Receiving a write request to the object;
Determining whether the object is the giant object;
Determining a chunk size and the number of chunks for the huge object;
The method according to claim 12, further comprising writing the one or more chunks of the huge object to the plurality of data storage devices based on the chunk size and the number of chunks. The method described.
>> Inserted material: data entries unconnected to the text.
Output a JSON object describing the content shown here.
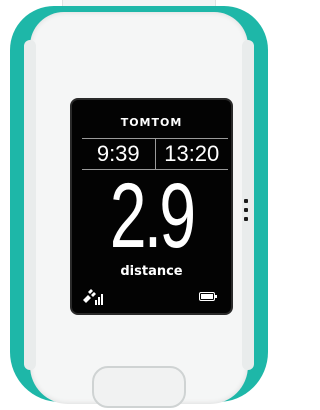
{
  "watch": {
    "brand": "TOMTOM",
    "time_left": "9:39",
    "time_right": "13:20",
    "value": "2.9",
    "metric_label": "distance"
  },
  "icons": {
    "gps": "gps-signal-icon",
    "battery": "battery-icon",
    "menu": "menu-dots-icon"
  },
  "colors": {
    "strap": "#1eb7a8",
    "bezel": "#f5f6f6",
    "screen": "#030303",
    "text": "#ffffff"
  }
}
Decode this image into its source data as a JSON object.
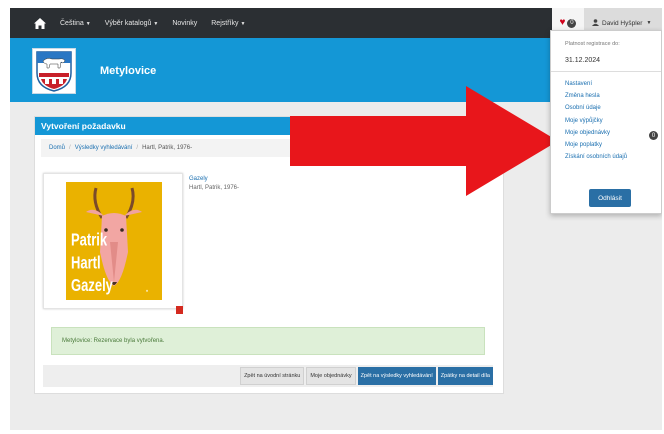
{
  "navbar": {
    "items": [
      {
        "label": "Čeština",
        "has_caret": true
      },
      {
        "label": "Výběr katalogů",
        "has_caret": true
      },
      {
        "label": "Novinky",
        "has_caret": false
      },
      {
        "label": "Rejstříky",
        "has_caret": true
      }
    ],
    "favorites_count": "0",
    "user_name": "David Hyšpler"
  },
  "header": {
    "site_name": "Metylovice"
  },
  "panel": {
    "title": "Vytvoření požadavku",
    "breadcrumb": [
      "Domů",
      "Výsledky vyhledávání",
      "Hartl, Patrik, 1976-"
    ]
  },
  "book": {
    "title": "Gazely",
    "author": "Hartl, Patrik, 1976-",
    "cover_author": "Patrik Hartl",
    "cover_title": "Gazely"
  },
  "alert": {
    "text": "Metylovice: Rezervace byla vytvořena."
  },
  "buttons": {
    "home": "Zpět na úvodní stránku",
    "my_orders": "Moje objednávky",
    "back_results": "Zpět na výsledky vyhledávání",
    "back_detail": "Zpátky na detail díla"
  },
  "dropdown": {
    "validity_label": "Platnost registrace do:",
    "validity_date": "31.12.2024",
    "items": [
      "Nastavení",
      "Změna hesla",
      "Osobní údaje",
      "Moje výpůjčky",
      "Moje objednávky",
      "Moje poplatky",
      "Získání osobních údajů"
    ],
    "orders_badge": "0",
    "logout": "Odhlásit"
  },
  "colors": {
    "navbar": "#2b2f33",
    "header_blue": "#1497d6",
    "primary_button": "#2a6fa5",
    "arrow_red": "#e8161b",
    "alert_green": "#dff0d8"
  }
}
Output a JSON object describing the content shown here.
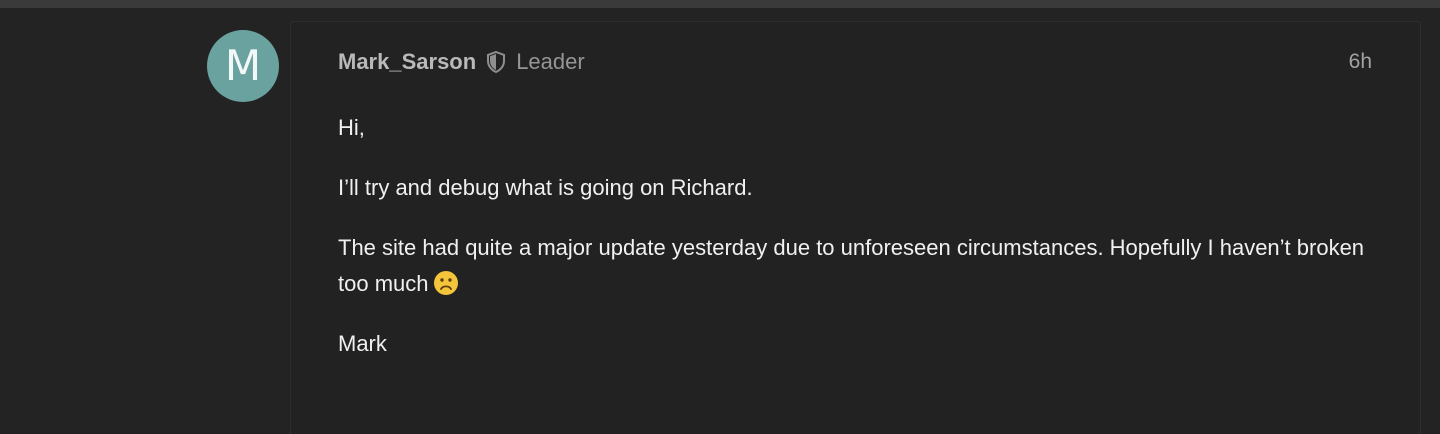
{
  "post": {
    "author": {
      "initial": "M",
      "username": "Mark_Sarson",
      "role": "Leader",
      "avatar_color": "#6aa29f",
      "badge_icon": "shield-icon"
    },
    "time": "6h",
    "body": {
      "greeting": "Hi,",
      "line1": "I’ll try and debug what is going on Richard.",
      "line2": "The site had quite a major update yesterday due to unforeseen circumstances. Hopefully I haven’t broken too much",
      "emoji": "frowning-face-emoji",
      "signoff": "Mark"
    }
  },
  "colors": {
    "background": "#232323",
    "card": "#222222",
    "text": "#f0f0f0",
    "muted": "#959595"
  }
}
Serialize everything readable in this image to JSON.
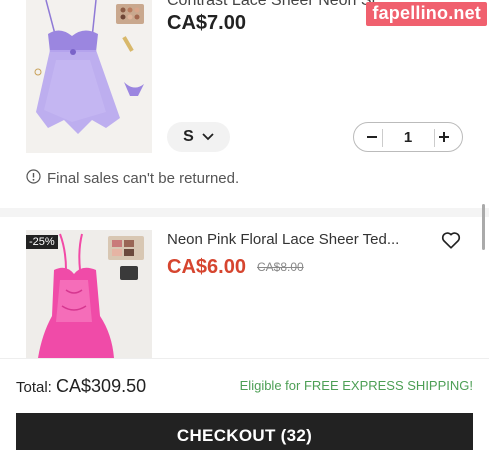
{
  "watermark": "fapellino.net",
  "item1": {
    "title": "Contrast Lace Sheer Neon Sl...",
    "price": "CA$7.00",
    "size": "S",
    "quantity": "1",
    "note": "Final sales can't be returned."
  },
  "item2": {
    "discount_badge": "-25%",
    "title": "Neon Pink Floral Lace Sheer Ted...",
    "price": "CA$6.00",
    "original_price": "CA$8.00"
  },
  "footer": {
    "total_label": "Total:",
    "total_amount": "CA$309.50",
    "shipping_note": "Eligible for FREE EXPRESS SHIPPING!",
    "checkout_label": "CHECKOUT (32)"
  },
  "colors": {
    "sale_red": "#d6452f",
    "shipping_green": "#4d9f55",
    "checkout_bg": "#222222",
    "watermark_bg": "#f0606e"
  },
  "icons": [
    "chevron-down-icon",
    "minus-icon",
    "plus-icon",
    "info-icon",
    "heart-icon"
  ]
}
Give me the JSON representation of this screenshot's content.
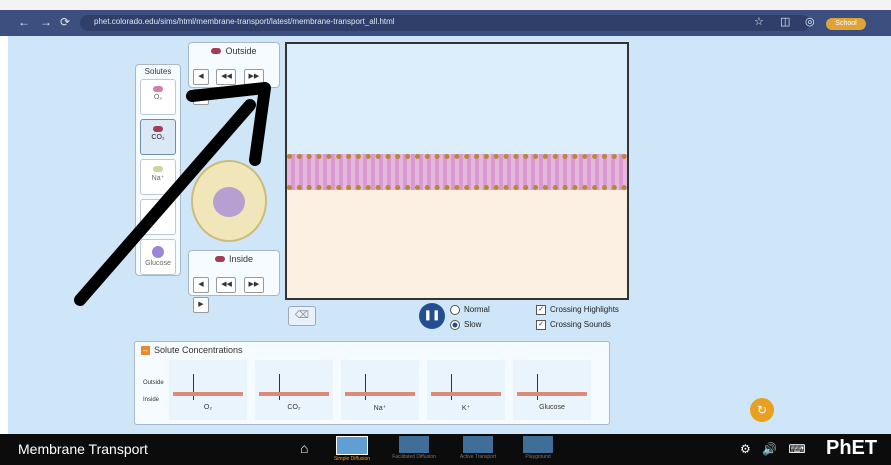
{
  "browser": {
    "url": "phet.colorado.edu/sims/html/membrane-transport/latest/membrane-transport_all.html",
    "profile_label": "School"
  },
  "solutes": {
    "title": "Solutes",
    "items": [
      {
        "label": "O₂",
        "active": false
      },
      {
        "label": "CO₂",
        "active": true
      },
      {
        "label": "Na⁺",
        "active": false
      },
      {
        "label": "",
        "active": false
      },
      {
        "label": "Glucose",
        "active": false
      }
    ]
  },
  "outside_panel": {
    "title": "Outside"
  },
  "inside_panel": {
    "title": "Inside"
  },
  "playback": {
    "normal_label": "Normal",
    "slow_label": "Slow",
    "selected": "Slow",
    "crossing_highlights_label": "Crossing Highlights",
    "crossing_sounds_label": "Crossing Sounds"
  },
  "concentrations": {
    "title": "Solute Concentrations",
    "outside_label": "Outside",
    "inside_label": "Inside",
    "items": [
      "O₂",
      "CO₂",
      "Na⁺",
      "K⁺",
      "Glucose"
    ]
  },
  "bottom_bar": {
    "title": "Membrane Transport",
    "screens": [
      "Simple Diffusion",
      "Facilitated Diffusion",
      "Active Transport",
      "Playground"
    ],
    "active_screen": "Simple Diffusion",
    "brand": "PhET"
  }
}
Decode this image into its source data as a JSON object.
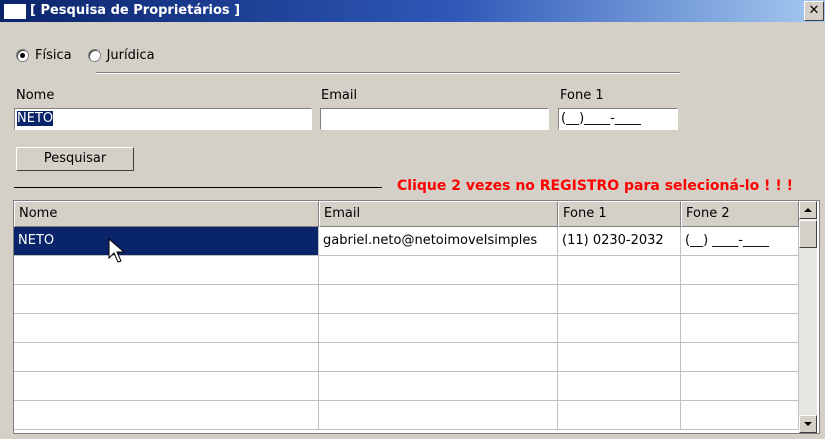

Generating a slice containing one chunk for each of the plurality of data storage devices of the one or more chunks, and for each of the one or more chunks included in the slice Generating an internal key using a user key with a band identifier attached,
Generating a band comprising the one or more chunks corresponding to the slice and one or more parity chunks using erasure coding;
Determining a plurality of data storage devices to store the band based on any of a split priority scheme and a distributed scheme including a band priority scheme;
The method of claim 13, further comprising: writing the one or more chunks in the band with the internal key.

Receiving a write request for the object;
Determining whether the object is the small object;
Determining a subset of the plurality of data storage devices to store the one or more chunks of the small object based on any of a distributed scheme including a split priority scheme and a band priority scheme;
The method of claim 12, further comprising writing the one or more chunks of the small object to the subset of the plurality of data storage devices.

Receiving a read request for the object including the user key;
Determining whether the plurality of data storage devices support group features;
Broadcasting the read request with the internal key towards the plurality of data storage devices.

The method according to claim 16, wherein the band identifier of the internal key is set to an arbitrary data bit if the group feature is supported.

The method according to claim 16, wherein if the group feature is not supported, the band identifier of the internal key is set to a unique band identifier.

Receiving at least one chunk from each of the plurality of data storage devices;
The method of claim 16, further comprising reconstructing a slice from at least one chunk received from the plurality of data storage devices using the erasure coding scheme.

The method of claim 12, wherein each of the plurality of data storage devices is a key-value solid-state drive (KV_SSD).